The report includes the number of packages that were checked, the type of database used for reference and information on each vulnerability that was found. In this example an older version of the package urllib3 is affected by a vulnerability which technically could be used by an to perform a denial-of-service attack.

Integration into your workflow

Both bandit and safety are available as GitHub Actions. The stable release of safety also provides integrations for TravisCI and GitLab CI/CD.

Of course, you can always manually install both packages from PyPI on your runner if no ready-made integration like a GitHub action is available. Since both programs can be used from the command line, you could also integrate them into a pre-commit hook locally if using them on your CI/CD platform is not an option.

The CI/CD pipeline for the application above was built with GitHub Actions. After installing the application’s required packages, it runs bandit first and then safety to scan all packages. With all the packages updated, the vulnerability scans pass and the docker image is built.

Conclusion

I would strongly recommend using both bandit and safety in your CI/CD pipeline, as they provide security checks for your code and your dependencies.

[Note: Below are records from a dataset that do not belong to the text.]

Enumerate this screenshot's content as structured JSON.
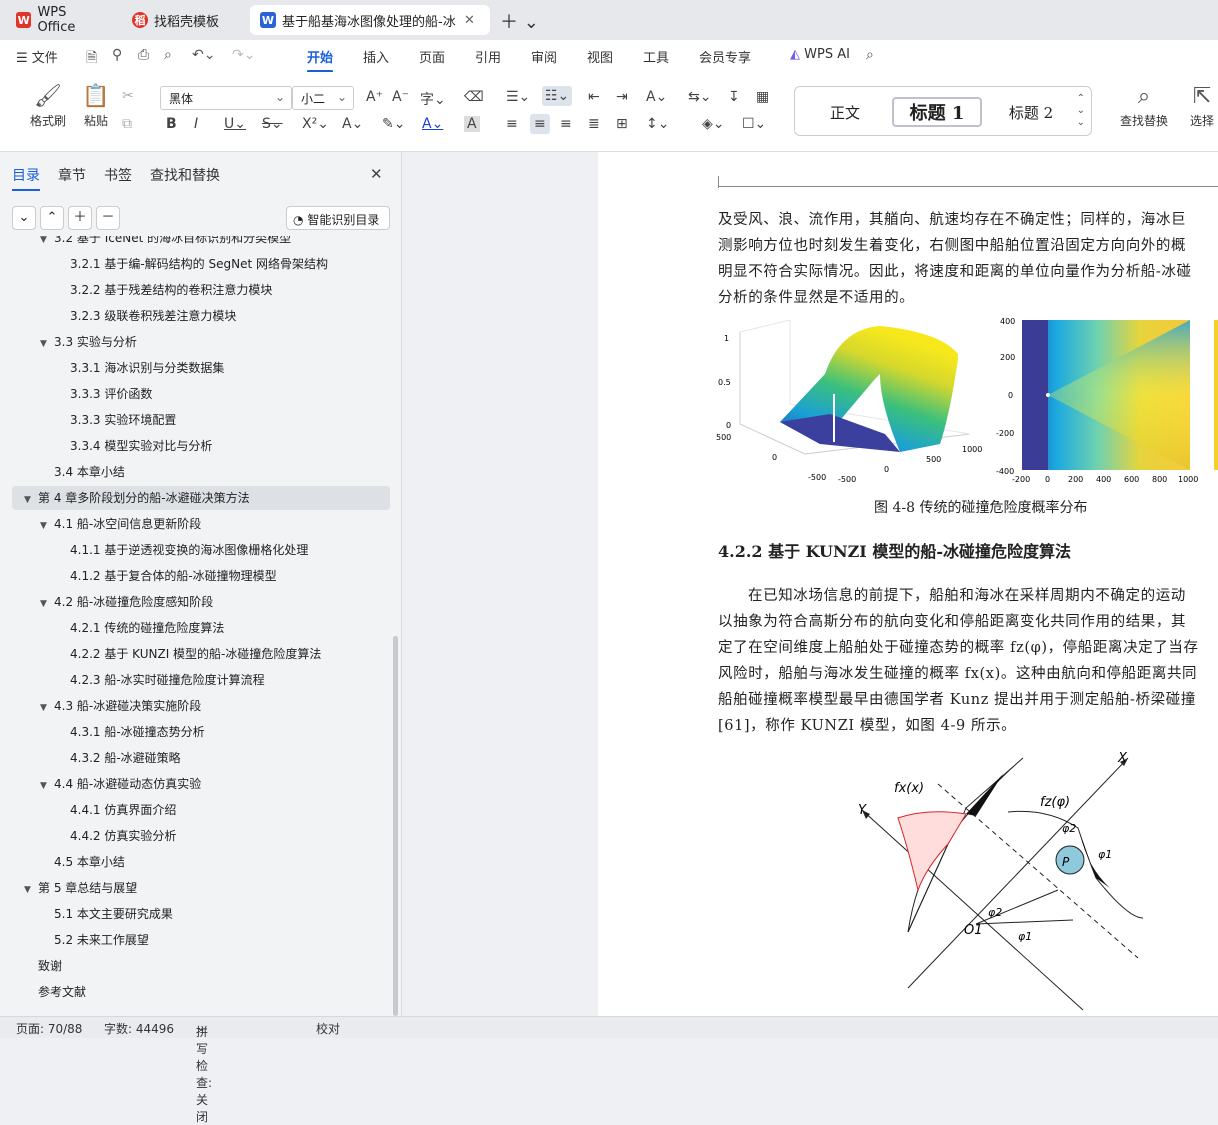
{
  "tabs": [
    {
      "label": "WPS Office",
      "icon": "wps-logo-icon"
    },
    {
      "label": "找稻壳模板",
      "icon": "daoke-icon"
    },
    {
      "label": "基于船基海冰图像处理的船-冰",
      "icon": "word-doc-icon"
    }
  ],
  "menu": {
    "file": "文件",
    "items": [
      "开始",
      "插入",
      "页面",
      "引用",
      "审阅",
      "视图",
      "工具",
      "会员专享"
    ],
    "ai": "WPS AI"
  },
  "ribbon": {
    "format_painter": "格式刷",
    "paste": "粘贴",
    "font_name": "黑体",
    "font_size": "小二",
    "styles": [
      "正文",
      "标题  1",
      "标题  2"
    ],
    "find_replace": "查找替换",
    "select": "选择"
  },
  "sidebar": {
    "tabs": [
      "目录",
      "章节",
      "书签",
      "查找和替换"
    ],
    "smart_button": "智能识别目录",
    "toc": [
      {
        "text": "3.2  基于 IceNet 的海冰目标识别和分类模型",
        "level": 2,
        "caret": true
      },
      {
        "text": "3.2.1  基于编-解码结构的 SegNet 网络骨架结构",
        "level": 3
      },
      {
        "text": "3.2.2  基于残差结构的卷积注意力模块",
        "level": 3
      },
      {
        "text": "3.2.3  级联卷积残差注意力模块",
        "level": 3
      },
      {
        "text": "3.3  实验与分析",
        "level": 2,
        "caret": true
      },
      {
        "text": "3.3.1  海冰识别与分类数据集",
        "level": 3
      },
      {
        "text": "3.3.3  评价函数",
        "level": 3
      },
      {
        "text": "3.3.3  实验环境配置",
        "level": 3
      },
      {
        "text": "3.3.4  模型实验对比与分析",
        "level": 3
      },
      {
        "text": "3.4  本章小结",
        "level": 2
      },
      {
        "text": "第 4 章多阶段划分的船-冰避碰决策方法",
        "level": 1,
        "caret": true,
        "highlight": true
      },
      {
        "text": "4.1  船-冰空间信息更新阶段",
        "level": 2,
        "caret": true
      },
      {
        "text": "4.1.1  基于逆透视变换的海冰图像栅格化处理",
        "level": 3
      },
      {
        "text": "4.1.2  基于复合体的船-冰碰撞物理模型",
        "level": 3
      },
      {
        "text": "4.2  船-冰碰撞危险度感知阶段",
        "level": 2,
        "caret": true
      },
      {
        "text": "4.2.1  传统的碰撞危险度算法",
        "level": 3
      },
      {
        "text": "4.2.2  基于 KUNZI 模型的船-冰碰撞危险度算法",
        "level": 3
      },
      {
        "text": "4.2.3  船-冰实时碰撞危险度计算流程",
        "level": 3
      },
      {
        "text": "4.3  船-冰避碰决策实施阶段",
        "level": 2,
        "caret": true
      },
      {
        "text": "4.3.1  船-冰碰撞态势分析",
        "level": 3
      },
      {
        "text": "4.3.2  船-冰避碰策略",
        "level": 3
      },
      {
        "text": "4.4  船-冰避碰动态仿真实验",
        "level": 2,
        "caret": true
      },
      {
        "text": "4.4.1  仿真界面介绍",
        "level": 3
      },
      {
        "text": "4.4.2  仿真实验分析",
        "level": 3
      },
      {
        "text": "4.5  本章小结",
        "level": 2
      },
      {
        "text": "第 5 章总结与展望",
        "level": 1,
        "caret": true
      },
      {
        "text": "5.1  本文主要研究成果",
        "level": 2
      },
      {
        "text": "5.2  未来工作展望",
        "level": 2
      },
      {
        "text": "致谢",
        "level": 1
      },
      {
        "text": "参考文献",
        "level": 1
      }
    ]
  },
  "document": {
    "para1": [
      "及受风、浪、流作用，其艏向、航速均存在不确定性；同样的，海冰巨",
      "测影响方位也时刻发生着变化，右侧图中船舶位置沿固定方向向外的概",
      "明显不符合实际情况。因此，将速度和距离的单位向量作为分析船-冰碰",
      "分析的条件显然是不适用的。"
    ],
    "fig_caption": "图 4-8  传统的碰撞危险度概率分布",
    "section": "4.2.2  基于 KUNZI 模型的船-冰碰撞危险度算法",
    "para2": [
      "在已知冰场信息的前提下，船舶和海冰在采样周期内不确定的运动",
      "以抽象为符合高斯分布的航向变化和停船距离变化共同作用的结果，其",
      "定了在空间维度上船舶处于碰撞态势的概率 fz(φ)，停船距离决定了当存",
      "风险时，船舶与海冰发生碰撞的概率 fx(x)。这种由航向和停船距离共同",
      "船舶碰撞概率模型最早由德国学者 Kunz 提出并用于测定船舶-桥梁碰撞",
      "[61]，称作 KUNZI 模型，如图 4-9 所示。"
    ],
    "plot3d": {
      "z_ticks": [
        "1",
        "0.5",
        "0"
      ],
      "y_ticks": [
        "500",
        "0",
        "-500"
      ],
      "x_ticks": [
        "-500",
        "0",
        "500",
        "1000"
      ]
    },
    "heatmap": {
      "y_ticks": [
        "400",
        "200",
        "0",
        "-200",
        "-400"
      ],
      "x_ticks": [
        "-200",
        "0",
        "200",
        "400",
        "600",
        "800",
        "1000"
      ]
    },
    "diagram": {
      "labels": [
        "X",
        "Y",
        "O1",
        "P",
        "φ1",
        "φ2",
        "φ1",
        "φ2",
        "fx(x)",
        "fz(φ)"
      ]
    }
  },
  "status": {
    "page": "页面: 70/88",
    "words": "字数: 44496",
    "spell": "拼写检查: 关闭",
    "proof": "校对"
  },
  "colors": {
    "accent": "#1a5fdc",
    "wps_red": "#e0342a",
    "word_blue": "#2b62d6"
  }
}
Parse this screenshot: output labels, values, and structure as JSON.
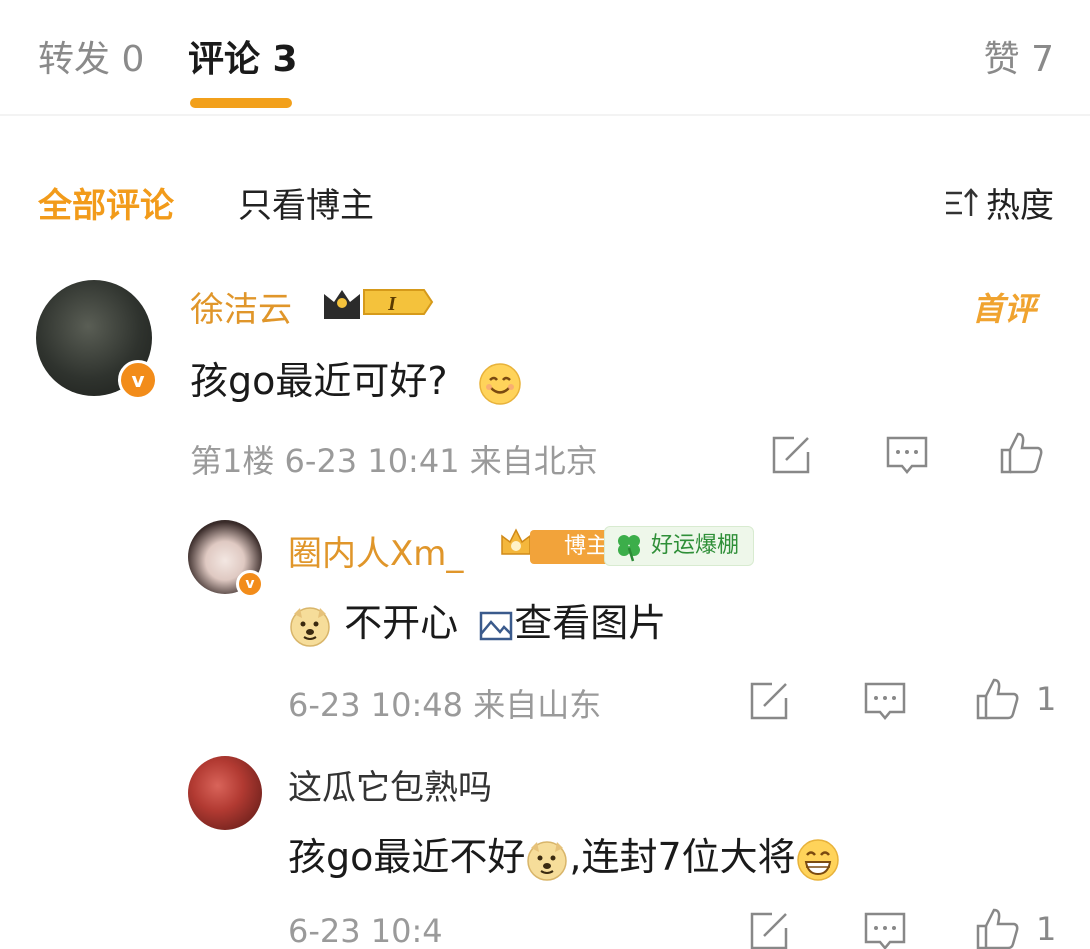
{
  "tabs": {
    "repost": "转发 0",
    "comment": "评论 3",
    "like": "赞 7"
  },
  "filter": {
    "all": "全部评论",
    "owner_only": "只看博主",
    "sort": "热度"
  },
  "colors": {
    "accent": "#f2a01b",
    "username": "#e0962a",
    "meta": "#9a9a9a"
  },
  "comments": [
    {
      "user": "徐洁云",
      "level_badge": "I",
      "first_badge": "首评",
      "text": "孩go最近可好?",
      "meta": "第1楼 6-23 10:41 来自北京",
      "emoji": "smile-emoji"
    },
    {
      "user": "圈内人Xm_",
      "owner_tag": "博主",
      "lucky_tag": "好运爆棚",
      "text_before": "不开心",
      "image_link": "查看图片",
      "meta": "6-23 10:48 来自山东",
      "like_count": "1",
      "emoji": "doge-emoji"
    },
    {
      "user": "这瓜它包熟吗",
      "text_part1": "孩go最近不好",
      "text_part2": ",连封7位大将",
      "meta": "6-23 10:4",
      "like_count": "1",
      "emoji": "grin-emoji"
    }
  ]
}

For modern applications manually reviewing every single package your application depends on is simply not feasible, not to mention all of the dependencies these packages have! Thus, automated scanning is inevitable if you want to have some level of awareness about how unsafe your code is.

While bandit scans your code for known exploits, it does not check any of the libraries used in your project. For this, you need safety, as it informs you about known security flaws in the libraries your application depends on. While neither frameworks are completely foolproof, it’s still better to be notified about some CVEs than none at all. This way, you’ll be able to either fix your vulnerable code or upgrade a vulnerable package dependency to a more secure version.

Keeping your code safe and your dependencies trustworthy can ward off potentially devastating attacks on your application.